{\huge The Power Of Guessing}

Some results and ideas on guessing and nondeterminism \vspace{.5in}

David Doty and Michael Wehar are theorists who work in different areas of computational complexity, and are at different stages of their careers. Doty is at the California Institute of Technology as a fellow in the DNA and Natural Algorithms Group, while Wehar just finished his BS and MS from Carnegie Mellon University at age nineteen. Doty is one of the experts on self-assembly systems, while Wehar is focused---at least for now---on complexity theory: his honors thesis is titled ``Intersection Emptiness for Finite Automata.''

Today I wish to discuss the power of guessing, the power of nondeterminism, and what we might learn about the question $latex {\mathsf{P} =? \mathsf{NP}}&fg=000000$ from simulations and from contexts in which $latex {\mathsf{NP}}&fg=000000$ can be replaced by $latex {\mathsf{P}}&fg=000000$ or at least sub-exponential time.

While DNA self-assembly systems and complexity theory seem far apart, they are tied by a common thread: what makes a system universal? This thread began for Doty in structural complexity theory and Jack Lutz's program of resource-bounded theories of measure and dimensionality, and as with Lutz himself moved into biological computing models. This involved it in questions dear to me---self-assembly is one area covered by a conference that I help start, with Eric Baum, almost twenty years ago. The 19th DNA conference is scheduled for next fall---see here for details. It is exciting to see that while the conference has ``mutated'' some, it still is going strong.

Besides proving nice results we will mention shortly and working with top people at CMU including Klaus Sutner, Manuel Blum, and Richard Statman, Wehar is noted for work on Rubik's Cube. We quote him: Back in 2009 when I was 16 years old, I solved the 20x20x20 cube in 20 hours 37 minutes and 7.42 seconds. It was quite an accomplishment even though it was a rather slow solve. I think I could solve it in somewhere between 8 and 14 hours if I were to give a second stab at it. I just wanted to share this with all of you. The ``7.42 seconds'' is the part of this statement that I like---as complexity theorists we might have been satisfied to say ``order-of 20 hours'' or even ``polynomial in 20 hours.''

\includegraphics[width=3in]{BigCube.png}

Efficiency and Guessing

This degree of time-precision brings to mind the main point of a paper at the just-held FOCS conference co-authored by Doty with Lutz and Matthew Patitz, Robert Schweller, Scott Summers, and Damien Woods.
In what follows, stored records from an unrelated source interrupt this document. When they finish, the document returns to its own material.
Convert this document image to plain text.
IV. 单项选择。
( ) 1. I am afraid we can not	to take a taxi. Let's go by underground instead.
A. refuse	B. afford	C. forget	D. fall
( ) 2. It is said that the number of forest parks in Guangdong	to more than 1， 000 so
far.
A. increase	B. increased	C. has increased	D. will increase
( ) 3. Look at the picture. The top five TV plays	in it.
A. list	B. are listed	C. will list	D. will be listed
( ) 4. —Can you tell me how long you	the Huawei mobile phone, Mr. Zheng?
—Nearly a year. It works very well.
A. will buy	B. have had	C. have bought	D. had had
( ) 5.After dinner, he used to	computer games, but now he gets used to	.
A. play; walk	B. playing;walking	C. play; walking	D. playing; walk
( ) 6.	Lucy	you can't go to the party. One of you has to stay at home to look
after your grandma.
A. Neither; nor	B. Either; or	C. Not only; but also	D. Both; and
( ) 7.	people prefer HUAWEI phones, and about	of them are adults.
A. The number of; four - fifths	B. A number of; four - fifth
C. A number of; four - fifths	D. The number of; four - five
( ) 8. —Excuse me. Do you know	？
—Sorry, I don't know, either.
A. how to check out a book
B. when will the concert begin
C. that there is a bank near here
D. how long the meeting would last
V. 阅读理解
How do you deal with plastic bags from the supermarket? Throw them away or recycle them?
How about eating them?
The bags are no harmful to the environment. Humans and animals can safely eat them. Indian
This is on a tight notion of universality for self-assembling tile systems, analogous to a kind of linear-time universality in cellular automata. The tile assembly process itself is nondeterministic and asynchronous.

When a cellular automaton model $latex {{\cal C}}&fg=000000$ is said to be universal, for itself or for some other model $latex {{\cal M}}&fg=000000$ such as Turing machines, it can mean several things. It can mean there is an easily computed mapping $latex {f}&fg=000000$ from computations in $latex {{\cal M}}&fg=000000$ to computations in $latex {{\cal C}}&fg=000000$ such that the results by a machine $latex {M \in {\cal M}}&fg=000000$ on an input $latex {x}&fg=000000$ can be quickly inferred from notionally-equivalent results of the automaton $latex {C = f(M)}&fg=000000$ running on the same (or lightly encoded) $latex {x}&fg=000000$. Or, stronger, it can mean $latex {f}&fg=000000$ is a mapping from configurations $latex {I,J}&fg=000000$ of an $latex {M}&fg=000000$ to corresponding configurations $latex {I',J'}&fg=000000$ of a $latex {C}&fg=000000$, such that $latex {I}&fg=000000$ goes to $latex {J}&fg=000000$ in one step if and only if $latex {I'}&fg=000000$ goes to $latex {J'}&fg=000000$ in some number of steps. The latter number of steps and sizes of $latex {I',J'}&fg=000000$ could still be huge. This was so with Matthew Cook's seminal exponential-time simulation of arbitrary Turing machines by the cellular automaton Rule 110. Woods and his student Turlough Neary got this down to a polynomial overhead in their 2006 ICALP paper.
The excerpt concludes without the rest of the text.